I like to think of ashwagandha as your body armor against life’s stressors. Although stress cannot be removed from your environment, how your body and mind perceive stress can be altered so stress does not affect you in such a negative way.
How Does Ashwagandha Work?
Ashwagandha works by helping to stabilize and balance your body’s HPA-axis so it works more efficiently and effectively, reducing the impact of stress on your body. Studies have shown that ashwagandha can lower cortisol levels. This is important because if cortisol levels are chronically high you might feel anxious or notice that your sleep is disturbed.

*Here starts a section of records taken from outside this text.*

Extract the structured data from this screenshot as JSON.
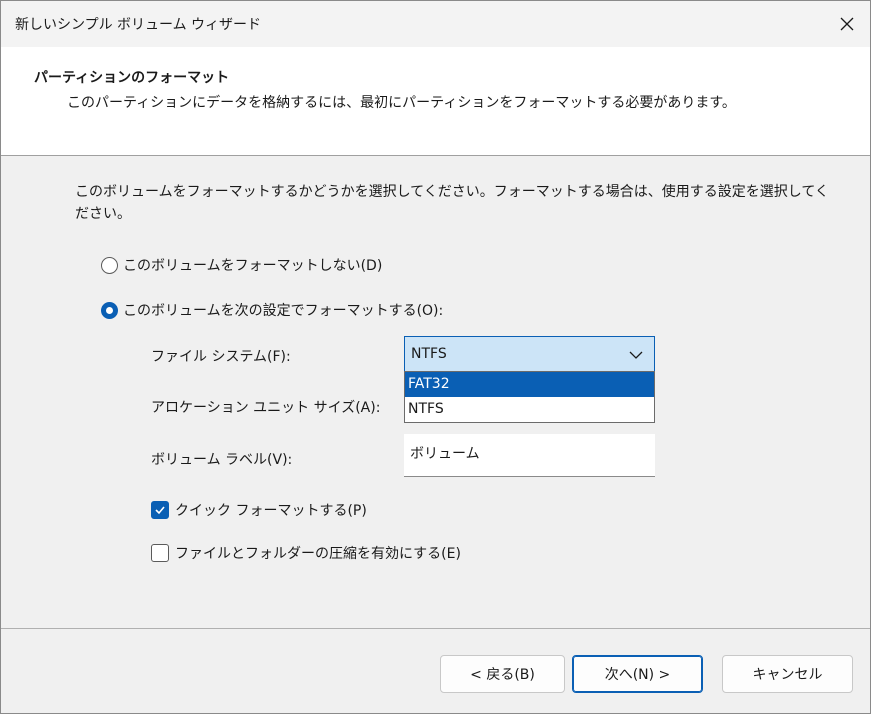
{
  "window": {
    "title": "新しいシンプル ボリューム ウィザード"
  },
  "header": {
    "title": "パーティションのフォーマット",
    "subtitle": "このパーティションにデータを格納するには、最初にパーティションをフォーマットする必要があります。"
  },
  "content": {
    "description": "このボリュームをフォーマットするかどうかを選択してください。フォーマットする場合は、使用する設定を選択してください。",
    "radio_no_format": {
      "label": "このボリュームをフォーマットしない(D)",
      "checked": false
    },
    "radio_format": {
      "label": "このボリュームを次の設定でフォーマットする(O):",
      "checked": true
    },
    "file_system": {
      "label": "ファイル システム(F):",
      "value": "NTFS",
      "options": [
        {
          "label": "FAT32",
          "highlighted": true
        },
        {
          "label": "NTFS",
          "highlighted": false
        }
      ]
    },
    "allocation_unit": {
      "label": "アロケーション ユニット サイズ(A):"
    },
    "volume_label": {
      "label": "ボリューム ラベル(V):",
      "value": "ボリューム"
    },
    "quick_format": {
      "label": "クイック フォーマットする(P)",
      "checked": true
    },
    "compression": {
      "label": "ファイルとフォルダーの圧縮を有効にする(E)",
      "checked": false
    }
  },
  "footer": {
    "back_label": "< 戻る(B)",
    "next_label": "次へ(N) >",
    "cancel_label": "キャンセル"
  },
  "colors": {
    "accent": "#0a5fb4",
    "select_bg": "#cce4f7"
  }
}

Taken in the right form and amount, ashwagandha’s stress benefits include helping to:
- Maintain healthy cortisol levels
- Reduce stress and anxiousness
- Boost mood and mental health
- Reduce fatigue and irritability
- Improve focus and concentration
- Support healthy sleep quality
I generally suggest taking ashwagandha at night before bed, but it can also be taken during the day. When combined with lifestyle changes such as daily meditation or breathing exercises, it can radically boost your ability to handle stress more effectively.
What’s the Bottom Line for You?
What I’ve seen over the years is that people who take adaptogens like ashwagandha—along with practicing daily meditation and exercise—typically report that they have a greater resistance to stress. In other words, adaptogens combined with mind-body-spirit lifestyle practices don’t decrease the amount of stress in your life, but rather alter the way stress affects your body—so it takes less effort to “go with the flow.”
The change may be as simple as noticing an improvement in sleep quality or realizing that your anxiety level is lower than usual. It’s also important to know that adaptogens like ashwagandha can take a little while to fully kick in and help support your HPA axis. In fact, for some people the benefits slowly increase over weeks or even months—so it’s important to stick with it. Over time, you’ll notice that you’re just feeling better and when you’re feeling better mentally it helps you physically!